Era 70-90-an, buah rumbia, ikan mujair, jomblang, ikan bilis kering (kareng), teri , udang sabu,  jambu kluthuk (boh geulima) adalah beberapa contoh buah dan ikan yang tidak mendapatkan posisi terhormat di mata publik. Sebagian di jual murah meriah dan dibeli secara malu-malu oleh keluarga miskin. Bahkan sebagian lainnya tidak dijual, bahkan sering terbuang begitu saja.

Namun, saat ini harga ikan mujair melambung tinggi. Semakin besar ukurannya, maka harganya pun semakin mahal. Kareng juga demikian. Udang sabu, ikan asin kadra, kini sesuatu yang mahal dan elit. Seringkali menghiasi meja makan orang berduit ketimbang meja buruk milik keluarga kurang gizi. Kareng, bila dulu adalah lauk wajib seunujoh kenduri kematian orang miskin, kini justru tak pernah lagi disediakan. Harga per kilogram mencapai 70.000 rupiah, membuat Kareng tampil di restoran.

Jambu kluthuk bila dulu hanya menjadi makanan burung, kini harganya mencapai 30.000 per kilogram. Jambe kleng juga demikian. Buah rumbia yang dulu diberi gratis sekalipun, akan banyak yang menolak, kini dijual 25.000 per kilogram, dan warga berebut membelinya.
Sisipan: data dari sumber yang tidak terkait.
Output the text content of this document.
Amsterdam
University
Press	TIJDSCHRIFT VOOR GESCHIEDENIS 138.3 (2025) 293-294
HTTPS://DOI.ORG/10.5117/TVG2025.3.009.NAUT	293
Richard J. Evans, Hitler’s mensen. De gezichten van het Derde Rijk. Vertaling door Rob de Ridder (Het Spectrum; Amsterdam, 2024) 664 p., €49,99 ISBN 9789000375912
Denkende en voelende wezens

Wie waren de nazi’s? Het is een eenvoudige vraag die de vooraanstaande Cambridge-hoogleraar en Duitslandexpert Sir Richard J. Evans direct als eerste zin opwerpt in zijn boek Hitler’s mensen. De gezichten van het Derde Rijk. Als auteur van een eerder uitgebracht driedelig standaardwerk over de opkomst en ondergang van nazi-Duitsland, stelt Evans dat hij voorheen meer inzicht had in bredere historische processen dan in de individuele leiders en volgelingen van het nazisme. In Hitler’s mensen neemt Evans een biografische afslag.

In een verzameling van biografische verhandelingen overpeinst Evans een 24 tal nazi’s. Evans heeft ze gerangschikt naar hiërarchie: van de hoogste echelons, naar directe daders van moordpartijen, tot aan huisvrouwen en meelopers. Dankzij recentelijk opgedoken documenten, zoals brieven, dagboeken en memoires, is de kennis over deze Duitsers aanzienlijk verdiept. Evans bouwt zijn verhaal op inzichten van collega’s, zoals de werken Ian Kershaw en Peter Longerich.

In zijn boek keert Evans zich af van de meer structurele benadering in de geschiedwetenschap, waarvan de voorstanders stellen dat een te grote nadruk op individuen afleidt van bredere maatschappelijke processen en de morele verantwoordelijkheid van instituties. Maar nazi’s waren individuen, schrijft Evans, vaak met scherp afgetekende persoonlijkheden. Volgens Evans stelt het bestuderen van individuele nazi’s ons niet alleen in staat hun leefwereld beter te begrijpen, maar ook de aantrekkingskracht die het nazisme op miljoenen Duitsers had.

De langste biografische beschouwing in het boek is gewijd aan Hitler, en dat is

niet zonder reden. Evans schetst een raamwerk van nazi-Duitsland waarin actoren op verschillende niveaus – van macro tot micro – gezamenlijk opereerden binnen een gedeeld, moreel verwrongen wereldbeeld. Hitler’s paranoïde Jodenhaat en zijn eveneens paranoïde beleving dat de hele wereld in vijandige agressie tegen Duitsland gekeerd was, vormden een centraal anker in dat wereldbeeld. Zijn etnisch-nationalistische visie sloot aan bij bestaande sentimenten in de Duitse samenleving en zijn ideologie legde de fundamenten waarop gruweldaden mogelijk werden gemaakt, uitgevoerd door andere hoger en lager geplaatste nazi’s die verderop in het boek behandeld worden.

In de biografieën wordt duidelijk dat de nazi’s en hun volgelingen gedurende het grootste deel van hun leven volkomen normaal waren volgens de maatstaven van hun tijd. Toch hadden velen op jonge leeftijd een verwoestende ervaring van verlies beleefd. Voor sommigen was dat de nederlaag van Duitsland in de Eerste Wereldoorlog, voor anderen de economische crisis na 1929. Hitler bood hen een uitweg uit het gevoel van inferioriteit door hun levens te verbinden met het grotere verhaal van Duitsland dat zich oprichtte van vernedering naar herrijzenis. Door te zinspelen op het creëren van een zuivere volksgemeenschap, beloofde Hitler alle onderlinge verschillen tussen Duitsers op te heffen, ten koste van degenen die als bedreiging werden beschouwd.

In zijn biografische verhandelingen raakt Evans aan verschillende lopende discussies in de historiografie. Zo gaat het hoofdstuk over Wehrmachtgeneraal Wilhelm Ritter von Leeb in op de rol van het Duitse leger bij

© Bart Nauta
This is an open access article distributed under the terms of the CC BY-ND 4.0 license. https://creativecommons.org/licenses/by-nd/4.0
Begitulah alam membentuk pasar. Perubahan lelaku manusia, degradasi lahan, berubahnya cara pandang, membuat selera pun berganti. Sesuatu yang dulu menjadi "aib" kini menjadi primadona. Kuah pliek ungkot jumahet, kini menjadi sesuatu yang mahal. Boh jambe kaca per kilo dijual 10 hingga 15 ribu.

Di sisi lain, ada degradasi yang sangat kentara bila berkaitan dengan sumber daya manusia. Dulu orang cerdas mendapatkan tempat mulia di mata masyarakat. Manusia yang disebut tokoh, dulu benar-benar memiliki kharisma dan wibawa yang mumpuni.

Untuk menjadi Keuchik sekalipun, dulu harus aneuk ureung meupo cuco ureung meugah. Memiliki pengetahuan yang bagus, sikap yang berwibawa dan pergaulan yang terhormat.

Kini, semua itu tidak lagi ideal. Ketokohan hanya diukur dari seberapa banyak seseorang memiliki kapital. Orang pandai sudah oportunis, penegak hukum berlaku curang, tokoh publik menjadi maling. Siapapun kini boleh menjadi apapun. Aneuk ureueng klo cuco ureung pungoe, pun bisa menjadi bupati atau gubernur. Konon lagi untuk menjadi Keuchik dan kepala dusun.

Dunia memang sudah berubah, manusia menuju degradasi moral.